Tradução e apresentação: Patrícia Lavelle
Michel Deguy faleceu em fevereiro de 2022, aos 91 anos, deixando uma das obras poéticas mais importantes do século 20 na França. Sua poesia, reconhecida com os prêmios Goncourt, em 2020, e Balzac da Academia Francesa de Letras, em 2021, inclui dezenas de coletâneas. Entretanto, apenas dois volumes foram publicados no Brasil: A rosa das línguas e Reabertura após obras, ambos com tradução de Marcos Siscar e Paula Glenadel.

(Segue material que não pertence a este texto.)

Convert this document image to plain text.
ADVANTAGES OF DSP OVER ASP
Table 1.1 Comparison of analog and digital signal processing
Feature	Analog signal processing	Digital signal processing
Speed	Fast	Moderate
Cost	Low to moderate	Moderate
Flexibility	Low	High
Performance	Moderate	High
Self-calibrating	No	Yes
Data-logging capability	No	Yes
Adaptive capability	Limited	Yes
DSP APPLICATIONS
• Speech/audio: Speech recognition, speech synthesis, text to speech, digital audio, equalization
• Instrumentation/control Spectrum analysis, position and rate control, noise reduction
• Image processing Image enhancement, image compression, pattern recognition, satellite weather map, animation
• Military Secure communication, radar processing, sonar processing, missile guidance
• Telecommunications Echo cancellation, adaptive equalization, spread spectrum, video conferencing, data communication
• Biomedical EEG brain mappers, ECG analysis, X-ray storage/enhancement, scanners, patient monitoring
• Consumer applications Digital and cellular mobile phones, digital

Deguy deixou também quase duzentas edições da revista Po&sie, que fundou em 1977 e dirigiu até o fim, publicando tanto ensaios filosóficos e textos críticos, quanto traduções de poesia e poemas inéditos. Ele participou ainda dos comitês editoriais de outros dois importantes periódicos literários franceses, Critique e Les temps modernes, além de ter sido professor de filosofia, editor na Gallimard, ensaísta, exímio tradutor de Safo e de Góngora, e um grande leitor de Baudelaire.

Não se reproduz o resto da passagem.